Not all string types are created equal. I’m not intimately familiar with Python’s internal representation of its string type, but it’s entirely possible that for Python, counting the number of codepoints is a constant time operation if its in-memory representation is itself a sequence of codepoints. (In that case, counting the number of bytes used up by the string when encoded in UTF-8 is no longer a constant time operation.) In Rust, strings are always represented as UTF-8 encoded bytes in memory, so counting the bytes is always cheap. Counting the bytes is important for things like, “how much space do I need to represent this string in memory,” which can be important for performance reasons (e.g., preallocating space).

The datatype called char in Rust is always a 32 bit integer, and its only legal inhabitants are the set of Unicode scalar values. That is, the inclusive range 0-0x10FFFF excluding the surrogate codepoint range. A single visual character may be made up of more than one char value. There is no reliable correspondence you can assume here other than by following Unicode’s segmentation algorithms.

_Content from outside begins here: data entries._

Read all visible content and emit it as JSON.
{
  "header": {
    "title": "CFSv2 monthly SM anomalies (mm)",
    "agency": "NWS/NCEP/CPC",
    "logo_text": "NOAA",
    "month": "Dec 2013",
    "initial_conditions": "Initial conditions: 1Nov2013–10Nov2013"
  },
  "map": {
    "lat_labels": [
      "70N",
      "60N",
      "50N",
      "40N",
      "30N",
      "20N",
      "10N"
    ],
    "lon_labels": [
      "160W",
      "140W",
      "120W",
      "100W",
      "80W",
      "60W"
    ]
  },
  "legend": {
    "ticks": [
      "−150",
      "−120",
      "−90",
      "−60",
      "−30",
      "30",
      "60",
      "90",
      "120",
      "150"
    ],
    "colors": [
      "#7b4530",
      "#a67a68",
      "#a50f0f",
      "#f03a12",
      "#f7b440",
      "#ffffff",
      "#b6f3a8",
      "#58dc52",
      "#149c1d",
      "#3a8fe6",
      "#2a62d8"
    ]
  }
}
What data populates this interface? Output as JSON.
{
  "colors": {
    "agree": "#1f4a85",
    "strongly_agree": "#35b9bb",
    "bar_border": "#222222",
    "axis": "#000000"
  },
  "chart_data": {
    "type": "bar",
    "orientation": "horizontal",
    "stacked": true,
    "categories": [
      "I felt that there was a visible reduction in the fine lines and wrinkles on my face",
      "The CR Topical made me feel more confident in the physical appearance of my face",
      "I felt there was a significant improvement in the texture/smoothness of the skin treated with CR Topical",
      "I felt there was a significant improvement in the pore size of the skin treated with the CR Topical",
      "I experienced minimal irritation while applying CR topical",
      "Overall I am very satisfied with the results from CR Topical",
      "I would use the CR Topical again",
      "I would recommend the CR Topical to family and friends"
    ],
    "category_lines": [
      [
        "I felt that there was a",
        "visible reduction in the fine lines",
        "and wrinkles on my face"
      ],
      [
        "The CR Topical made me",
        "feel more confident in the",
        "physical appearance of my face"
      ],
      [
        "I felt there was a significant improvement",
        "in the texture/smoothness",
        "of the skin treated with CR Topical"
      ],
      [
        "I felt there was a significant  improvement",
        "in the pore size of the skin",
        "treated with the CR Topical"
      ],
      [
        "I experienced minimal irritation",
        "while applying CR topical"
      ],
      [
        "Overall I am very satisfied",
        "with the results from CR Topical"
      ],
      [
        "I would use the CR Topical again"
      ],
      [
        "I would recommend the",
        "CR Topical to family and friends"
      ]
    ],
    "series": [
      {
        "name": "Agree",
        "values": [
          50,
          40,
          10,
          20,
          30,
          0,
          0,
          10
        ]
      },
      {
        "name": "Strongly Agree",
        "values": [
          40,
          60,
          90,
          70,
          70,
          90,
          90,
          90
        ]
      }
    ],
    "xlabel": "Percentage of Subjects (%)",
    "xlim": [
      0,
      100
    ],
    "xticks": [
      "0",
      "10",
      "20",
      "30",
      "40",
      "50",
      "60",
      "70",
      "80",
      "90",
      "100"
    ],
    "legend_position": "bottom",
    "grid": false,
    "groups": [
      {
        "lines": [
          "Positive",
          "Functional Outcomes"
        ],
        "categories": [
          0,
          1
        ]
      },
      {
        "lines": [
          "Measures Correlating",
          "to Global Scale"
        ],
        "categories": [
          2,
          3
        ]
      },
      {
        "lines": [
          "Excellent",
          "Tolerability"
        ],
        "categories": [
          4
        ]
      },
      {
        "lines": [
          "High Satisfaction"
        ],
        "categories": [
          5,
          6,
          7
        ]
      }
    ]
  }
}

If you have indexes generated in Python, then you probably need to make sure that those indexes get mapped to byte offsets. If you have byte offsets, then they can be efficiently used on the Rust side. If you’re working with Unicode strings in Python, then you probably have codepoint offsets. You have two choices:

  1. Map the codepoint offsets to byte offsets before handing them off to Rust. You can do this by taking a pass through your string and converting codepoint offsets to byte offsets as you go.
  2. Hand codepoint offsets to Rust and either convert them there, use char_indices, or chars().nth(n).

The choice you make is likely influenced by how you want your API to look like and what your performance concerns all. Not all choices above are equivalent from a performance perspective.

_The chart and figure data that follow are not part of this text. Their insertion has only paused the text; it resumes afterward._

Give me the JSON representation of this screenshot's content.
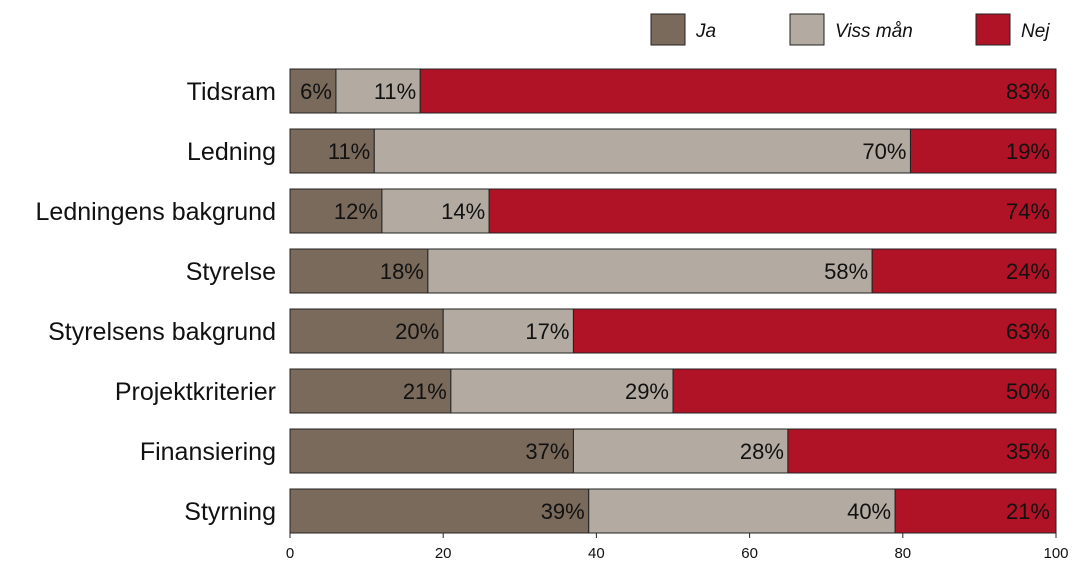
{
  "chart_data": {
    "type": "bar",
    "orientation": "horizontal",
    "stacked": true,
    "categories": [
      "Tidsram",
      "Ledning",
      "Ledningens bakgrund",
      "Styrelse",
      "Styrelsens bakgrund",
      "Projektkriterier",
      "Finansiering",
      "Styrning"
    ],
    "series": [
      {
        "name": "Ja",
        "color": "#7a6a5c",
        "values": [
          6,
          11,
          12,
          18,
          20,
          21,
          37,
          39
        ]
      },
      {
        "name": "Viss mån",
        "color": "#b3aba2",
        "values": [
          11,
          70,
          14,
          58,
          17,
          29,
          28,
          40
        ]
      },
      {
        "name": "Nej",
        "color": "#b01226",
        "values": [
          83,
          19,
          74,
          24,
          63,
          50,
          35,
          21
        ]
      }
    ],
    "value_suffix": "%",
    "xlim": [
      0,
      100
    ],
    "xticks": [
      0,
      20,
      40,
      60,
      80,
      100
    ],
    "legend": "top-right",
    "grid": false
  }
}
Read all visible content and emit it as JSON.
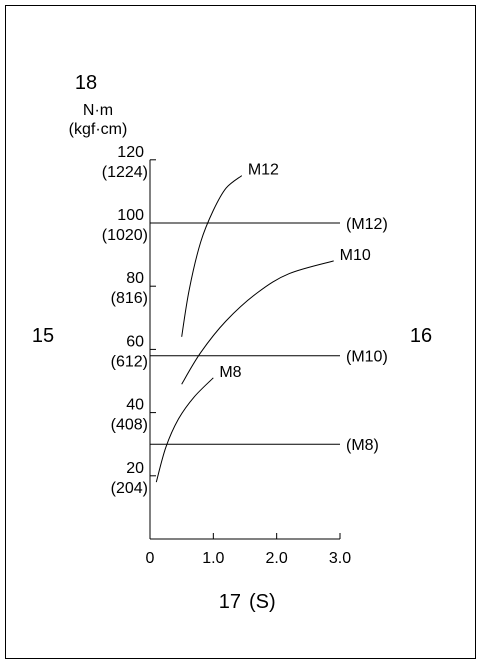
{
  "chart_data": {
    "type": "line",
    "callouts": {
      "y_axis": "18",
      "left": "15",
      "right": "16",
      "x_axis": "17"
    },
    "ylabel": "N·m",
    "ylabel_alt": "(kgf·cm)",
    "xunit": "(S)",
    "xlim": [
      0,
      3.0
    ],
    "ylim": [
      0,
      120
    ],
    "x_ticks": [
      {
        "value": 0,
        "label": "0"
      },
      {
        "value": 1.0,
        "label": "1.0"
      },
      {
        "value": 2.0,
        "label": "2.0"
      },
      {
        "value": 3.0,
        "label": "3.0"
      }
    ],
    "y_ticks": [
      {
        "value": 20,
        "label": "20",
        "alt": "(204)"
      },
      {
        "value": 40,
        "label": "40",
        "alt": "(408)"
      },
      {
        "value": 60,
        "label": "60",
        "alt": "(612)"
      },
      {
        "value": 80,
        "label": "80",
        "alt": "(816)"
      },
      {
        "value": 100,
        "label": "100",
        "alt": "(1020)"
      },
      {
        "value": 120,
        "label": "120",
        "alt": "(1224)"
      }
    ],
    "series": [
      {
        "name": "M12",
        "x": [
          0.5,
          0.62,
          0.8,
          1.0,
          1.2,
          1.45
        ],
        "y": [
          64,
          79,
          94,
          104,
          111,
          115
        ]
      },
      {
        "name": "M10",
        "x": [
          0.5,
          0.8,
          1.2,
          1.7,
          2.2,
          2.9
        ],
        "y": [
          49,
          59,
          69,
          78,
          84,
          88
        ]
      },
      {
        "name": "M8",
        "x": [
          0.1,
          0.25,
          0.45,
          0.7,
          1.0
        ],
        "y": [
          18,
          29,
          38,
          45,
          51
        ]
      }
    ],
    "reference_lines": [
      {
        "name": "(M12)",
        "y": 100
      },
      {
        "name": "(M10)",
        "y": 58
      },
      {
        "name": "(M8)",
        "y": 30
      }
    ]
  }
}
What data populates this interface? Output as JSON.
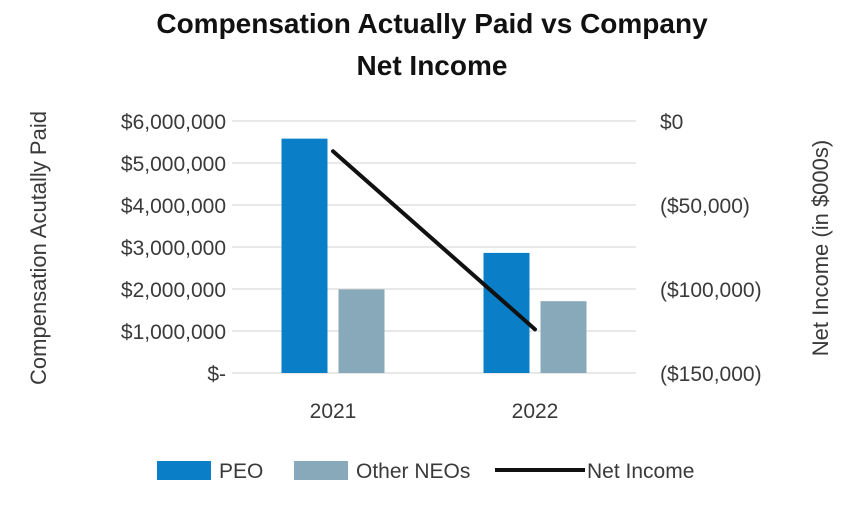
{
  "chart_data": {
    "type": "bar",
    "title_lines": [
      "Compensation Actually Paid vs Company",
      "Net Income"
    ],
    "categories": [
      "2021",
      "2022"
    ],
    "series": [
      {
        "name": "PEO",
        "kind": "bar",
        "axis": "left",
        "color": "#0A7FC8",
        "values": [
          5580000,
          2860000
        ]
      },
      {
        "name": "Other NEOs",
        "kind": "bar",
        "axis": "left",
        "color": "#88A9B9",
        "values": [
          1990000,
          1710000
        ]
      },
      {
        "name": "Net Income",
        "kind": "line",
        "axis": "right",
        "color": "#111111",
        "values": [
          -18000,
          -124000
        ]
      }
    ],
    "left_axis": {
      "label": "Compensation Acutally Paid",
      "min": 0,
      "max": 6000000,
      "ticks": [
        0,
        1000000,
        2000000,
        3000000,
        4000000,
        5000000,
        6000000
      ],
      "tick_labels": [
        "$-",
        "$1,000,000",
        "$2,000,000",
        "$3,000,000",
        "$4,000,000",
        "$5,000,000",
        "$6,000,000"
      ]
    },
    "right_axis": {
      "label": "Net Income (in $000s)",
      "min": -150000,
      "max": 0,
      "ticks": [
        0,
        -50000,
        -100000,
        -150000
      ],
      "tick_labels": [
        "$0",
        "($50,000)",
        "($100,000)",
        "($150,000)"
      ]
    },
    "grid": true,
    "grid_color": "#D9D9D9",
    "legend_position": "bottom"
  }
}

If you’re using semantically identical operations with correct implementations, then they should be equivalent from a Unicode perspective. But as shown above, len on Python Unicode strings is not the same as len on a Rust &str. They are semantically distinct operations.


#5

@DanielKeep , @jonh , @BurntSushi :

Thanks for the detailed responses. I have decided to not use the python unicode indices. :slight_smile:


#6

Do there exist unicoded strings where len()/python and len()/rust are different?

It’s worse than this… There are unicode strings in which len() in python and len() in python are different. (Yes i wrote python twice)
And I am not talking about a different version!

Internally python uses UCS-2 or UCS-4 to represent strings. There is a compilation flag to decide which one you prefer. Ubuntu ships with UCS-4 but MacOS ships with UCS-2.

So if I type len(u"🤣") , depending on the laptop I use, I get 1 or 2.


#7

@fulmicoton : Funnily, I think the issue you brought up explains the Python/Rust index-mismatch I was running into.

I believe https://pypi.org/project/codepoints/ is the same issue you are describing. Calculating the “off by” error, it looks like the Python indices are in UTF-16 mode, while Rust is doing “wide unicode.” :slight_smile:


#8

I think you’ve already gotten lots of good advice, but let me just touch on this point:

The encoding of Unicode code points into, say, UTF-8 is well-defined and will match exactly between the two languages.

If you use s.encode('utf8') in Python, then the byte string you get back will behave very similarly to a Rust string - it’s length will be in bytes and you can slice it to get constant time access to parts of it.